I believe it’s pretty plain what is happening here.  Republicans are quite capable of uniting around what they all oppose and quite incapable of uniting behind what they would propose as an alternative.  With firm control of the House and Senate, the GOP has a golden opportunity to advance a comprehensive and clear alternative to the ACA.  They just can’t do it — short, medium, or long term — it’s a bridge way too far for them.  A bridge to nowhere.

King v. Burwell — The Actuaries Explain All

In the late 1980s, Dr. William Hsiao, a colleague of mine at the Harvard Chan School of Public Health, my former professor, and a globally renowned health economist, explained to me the difference between an accountant and an actuary.  “An actuary is an accountant with a sense of humor,” said he.  Since then, I’ve carried large respect for the professionals who call themselves actuaries.

Their association, the American Academy of Actuaries, has published an issue brief that demands attention: “Implications of Proposed Changes to the ACA in Response to King v. Burwell.  King v.

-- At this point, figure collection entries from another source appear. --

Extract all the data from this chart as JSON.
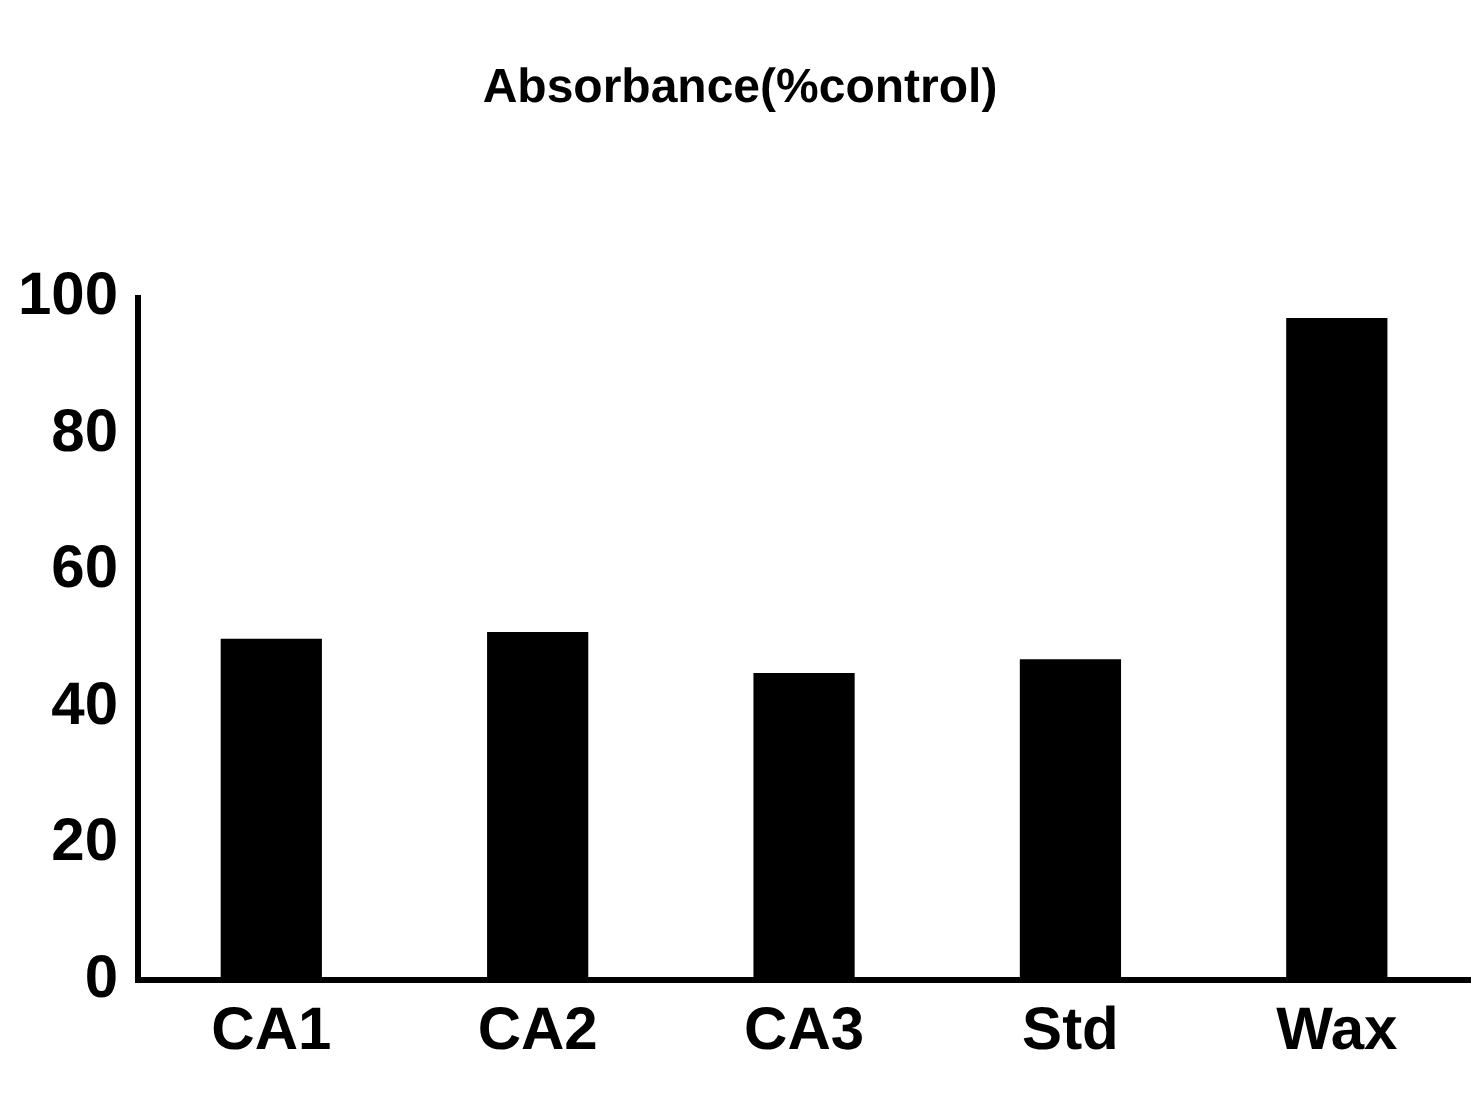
{
  "chart_data": {
    "type": "bar",
    "title": "Absorbance(%control)",
    "categories": [
      "CA1",
      "CA2",
      "CA3",
      "Std",
      "Wax"
    ],
    "values": [
      50,
      51,
      45,
      47,
      97
    ],
    "color": "#000000",
    "ylim": [
      0,
      100
    ],
    "yticks": [
      0,
      20,
      40,
      60,
      80,
      100
    ],
    "grid": false,
    "legend": false
  }
}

Burwell, if you don’t know, is the case currently before the U.S. Supreme Court that challenges the legality of insurance subsidies being provided to eligible health care consumers in states with federal as opposed to state health insurance exchanges.  A decision is expected in late June.

Straight shooters, they are.  Here are excerpts from their conclusions:

“If federal premium tax credits become no longer available in FFM (federally facilitated marketplaces) states, enrollment in the individual market would decline precipitously among those previously eligible for premium assistance.  Moreover, individuals with high-cost health care needs would be more likely to remain enrolled, while individuals with low-cost health care needs would be more likely to exit the market.  Such adverse selection would cause average health costs, and therefore premiums, to rise…”

“Potentially millions of people would drop coverage, and the average costs of those remaining insured would soar.  Insurers could face solvency concerns, especially those for whom exchange business is a relatively large share of their book of business…”

“…extending the premium subsidies through the 2016 plan year (or longer) could help mitigate these concerns for the short term. … However, if subsidies are made available only to those already receiving them, individuals who would be newly eligible for subsidies, due for instance to a change in income or loss of employer-sponsored coverage, would not benefit from the temporary premium subsidy extension.  This would lead to lower overall enrollment in the individual market, as some individuals would transition out of coverage, but few would transition in…”

“Even if a temporary extension of premium subsidies would help avoid disruption in the short term, it is likely that the disruption would only be delayed, not avoided altogether.  If the subsidies are ultimately eliminated, potentially millions of individuals will drop coverage and premiums will increase substantially…”

“Weakening or eliminating the individual mandate could result in adverse selection that would raise premiums and threaten the viability of the market … although such voluntary incentives would provide incentives for healthy individuals to obtain coverage when first eligible, they would likely not be as effective as a strong individual mandate.”

A lot of damage would be done.  Anyone who suggests they know how the Court will decide is deluded.  No one, no one, predicted the outcome of the 2012 SCOTUS decision on the constitutionality of the individual mandate.  No one knows the outcome of this case either.  But, thanks to the Actuaries, we do know the results of a decision against the government.